In traditional finance, an annualized return of 10% usually indicates high risk, high leverage, or low liquidity. The high returns that Web3 once offered were more a result of incentive-driven bubbles rather than efficiency improvements from the underlying structure.
With the exit of the "sheep shearing" economy, the yields of DeFi blue-chip projects are falling, on-chain trading volumes are continuously declining, and capital efficiency is gradually becoming the focus of the market. The core issue facing the current market is: in the absence of subsidies and a bull market, can Web3 still provide sustainable yield solutions for conservative capital?

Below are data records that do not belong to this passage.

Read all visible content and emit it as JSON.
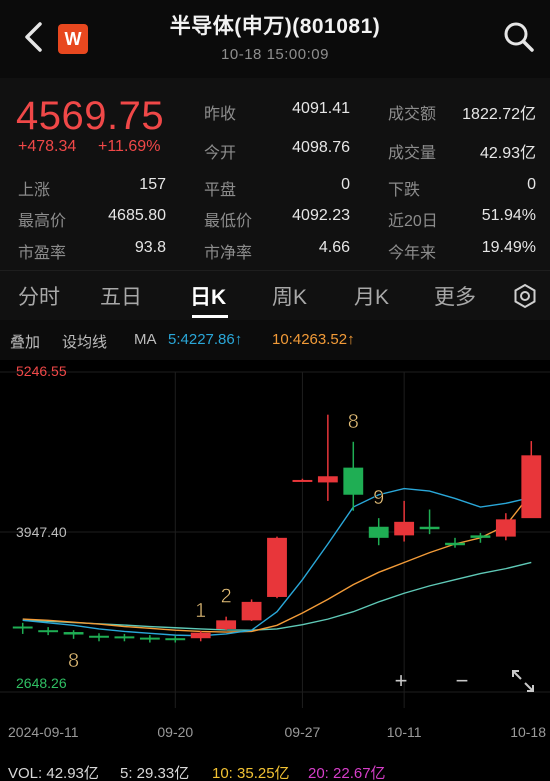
{
  "header": {
    "title": "半导体(申万)(801081)",
    "subtitle": "10-18 15:00:09",
    "logo_text": "W",
    "back_icon": "back-chevron-icon",
    "search_icon": "search-icon"
  },
  "quote": {
    "price": "4569.75",
    "change": "+478.34",
    "change_pct": "+11.69%",
    "rows": [
      [
        {
          "l": "昨收",
          "v": "4091.41"
        },
        {
          "l": "成交额",
          "v": "1822.72亿"
        }
      ],
      [
        {
          "l": "今开",
          "v": "4098.76"
        },
        {
          "l": "成交量",
          "v": "42.93亿"
        }
      ]
    ],
    "grid": [
      [
        {
          "l": "上涨",
          "v": "157"
        },
        {
          "l": "平盘",
          "v": "0"
        },
        {
          "l": "下跌",
          "v": "0"
        }
      ],
      [
        {
          "l": "最高价",
          "v": "4685.80"
        },
        {
          "l": "最低价",
          "v": "4092.23"
        },
        {
          "l": "近20日",
          "v": "51.94%"
        }
      ],
      [
        {
          "l": "市盈率",
          "v": "93.8"
        },
        {
          "l": "市净率",
          "v": "4.66"
        },
        {
          "l": "今年来",
          "v": "19.49%"
        }
      ]
    ]
  },
  "tabs": [
    "分时",
    "五日",
    "日K",
    "周K",
    "月K",
    "更多"
  ],
  "active_tab": "日K",
  "indicators": {
    "overlay": "叠加",
    "ma_setting": "设均线",
    "ma": "MA",
    "ma5": "5:4227.86↑",
    "ma10": "10:4263.52↑"
  },
  "colors": {
    "up": "#e8363a",
    "down": "#1fae54",
    "ma5": "#2aa7d8",
    "ma10": "#f29b38",
    "ma20": "#5fc9b7",
    "ma20_vol": "#d63ec9"
  },
  "chart_data": {
    "type": "candlestick",
    "y_max_label": "5246.55",
    "y_mid_label": "3947.40",
    "y_min_label": "2648.26",
    "ylim": [
      2648.26,
      5246.55
    ],
    "x_ticks": [
      {
        "label": "2024-09-11",
        "index": 0
      },
      {
        "label": "09-20",
        "index": 6
      },
      {
        "label": "09-27",
        "index": 11
      },
      {
        "label": "10-11",
        "index": 15
      },
      {
        "label": "10-18",
        "index": 20
      }
    ],
    "candles": [
      {
        "o": 3180,
        "c": 3165,
        "h": 3210,
        "l": 3120
      },
      {
        "o": 3150,
        "c": 3140,
        "h": 3175,
        "l": 3110
      },
      {
        "o": 3135,
        "c": 3115,
        "h": 3150,
        "l": 3080
      },
      {
        "o": 3105,
        "c": 3100,
        "h": 3125,
        "l": 3060
      },
      {
        "o": 3100,
        "c": 3095,
        "h": 3120,
        "l": 3060
      },
      {
        "o": 3090,
        "c": 3085,
        "h": 3110,
        "l": 3050
      },
      {
        "o": 3085,
        "c": 3080,
        "h": 3105,
        "l": 3050
      },
      {
        "o": 3085,
        "c": 3130,
        "h": 3145,
        "l": 3060
      },
      {
        "o": 3160,
        "c": 3230,
        "h": 3260,
        "l": 3150
      },
      {
        "o": 3230,
        "c": 3380,
        "h": 3400,
        "l": 3225
      },
      {
        "o": 3420,
        "c": 3900,
        "h": 3910,
        "l": 3410
      },
      {
        "o": 4370,
        "c": 4370,
        "h": 4380,
        "l": 4360
      },
      {
        "o": 4350,
        "c": 4400,
        "h": 4900,
        "l": 4200
      },
      {
        "o": 4470,
        "c": 4250,
        "h": 4680,
        "l": 4120
      },
      {
        "o": 3990,
        "c": 3900,
        "h": 4060,
        "l": 3840
      },
      {
        "o": 3920,
        "c": 4030,
        "h": 4200,
        "l": 3870
      },
      {
        "o": 3990,
        "c": 3970,
        "h": 4130,
        "l": 3930
      },
      {
        "o": 3860,
        "c": 3840,
        "h": 3900,
        "l": 3820
      },
      {
        "o": 3920,
        "c": 3900,
        "h": 3940,
        "l": 3860
      },
      {
        "o": 3910,
        "c": 4050,
        "h": 4100,
        "l": 3880
      },
      {
        "o": 4060,
        "c": 4570,
        "h": 4685.8,
        "l": 4092.23
      }
    ],
    "ma5": [
      3230,
      3210,
      3190,
      3160,
      3140,
      3125,
      3110,
      3105,
      3120,
      3150,
      3300,
      3560,
      3850,
      4150,
      4250,
      4300,
      4280,
      4220,
      4150,
      4180,
      4227.86
    ],
    "ma10": [
      3240,
      3230,
      3215,
      3200,
      3180,
      3165,
      3150,
      3140,
      3135,
      3140,
      3190,
      3290,
      3400,
      3520,
      3620,
      3700,
      3780,
      3850,
      3900,
      4000,
      4263.52
    ],
    "ma20": [
      3230,
      3222,
      3212,
      3202,
      3192,
      3180,
      3170,
      3160,
      3152,
      3150,
      3160,
      3195,
      3240,
      3300,
      3380,
      3450,
      3510,
      3560,
      3610,
      3650,
      3700
    ],
    "markers": [
      {
        "text": "8",
        "index": 2,
        "pos": "below"
      },
      {
        "text": "1",
        "index": 7,
        "pos": "above"
      },
      {
        "text": "2",
        "index": 8,
        "pos": "above"
      },
      {
        "text": "8",
        "index": 13,
        "pos": "above"
      },
      {
        "text": "9",
        "index": 14,
        "pos": "above"
      }
    ]
  },
  "volume": {
    "vol": "VOL: 42.93亿",
    "v5": "5: 29.33亿",
    "v10": "10: 35.25亿",
    "v20": "20: 22.67亿"
  },
  "controls": {
    "zoom_in": "+",
    "zoom_out": "−",
    "expand_icon": "expand-icon",
    "settings_icon": "gear-icon"
  }
}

The DeFi boom is fading, and funds are shifting towards substantive applications and structural optimization
Currently, most users have realized that relying solely on airdrops is insufficient for long-term sustainability, and the structural issues of on-chain liquidity are becoming increasingly prominent. On one hand, the incentive model is difficult to maintain; on the other hand, competition for liquidity between DeFi protocols is intensifying, yet the infrastructure itself has not achieved a qualitative leap. Most scaling solutions are still replicating the old model of Ethereum, and on-chain matching performance is far from meeting actual trading demands.
In this context, funds began to seek new yield structures, focusing not on speculative assets, but on investing in systems that can generate actual on-chain cash flow and enhance transaction efficiency.
The market begins to focus on two directions:
On-chain matching system designed for professional traders
A certain full-chain perpetual contract protocol operates on a self-developed L1 chain. This project currently has no tokens and no incentives, but its trading depth has ranked among the top three in the entire network for several months.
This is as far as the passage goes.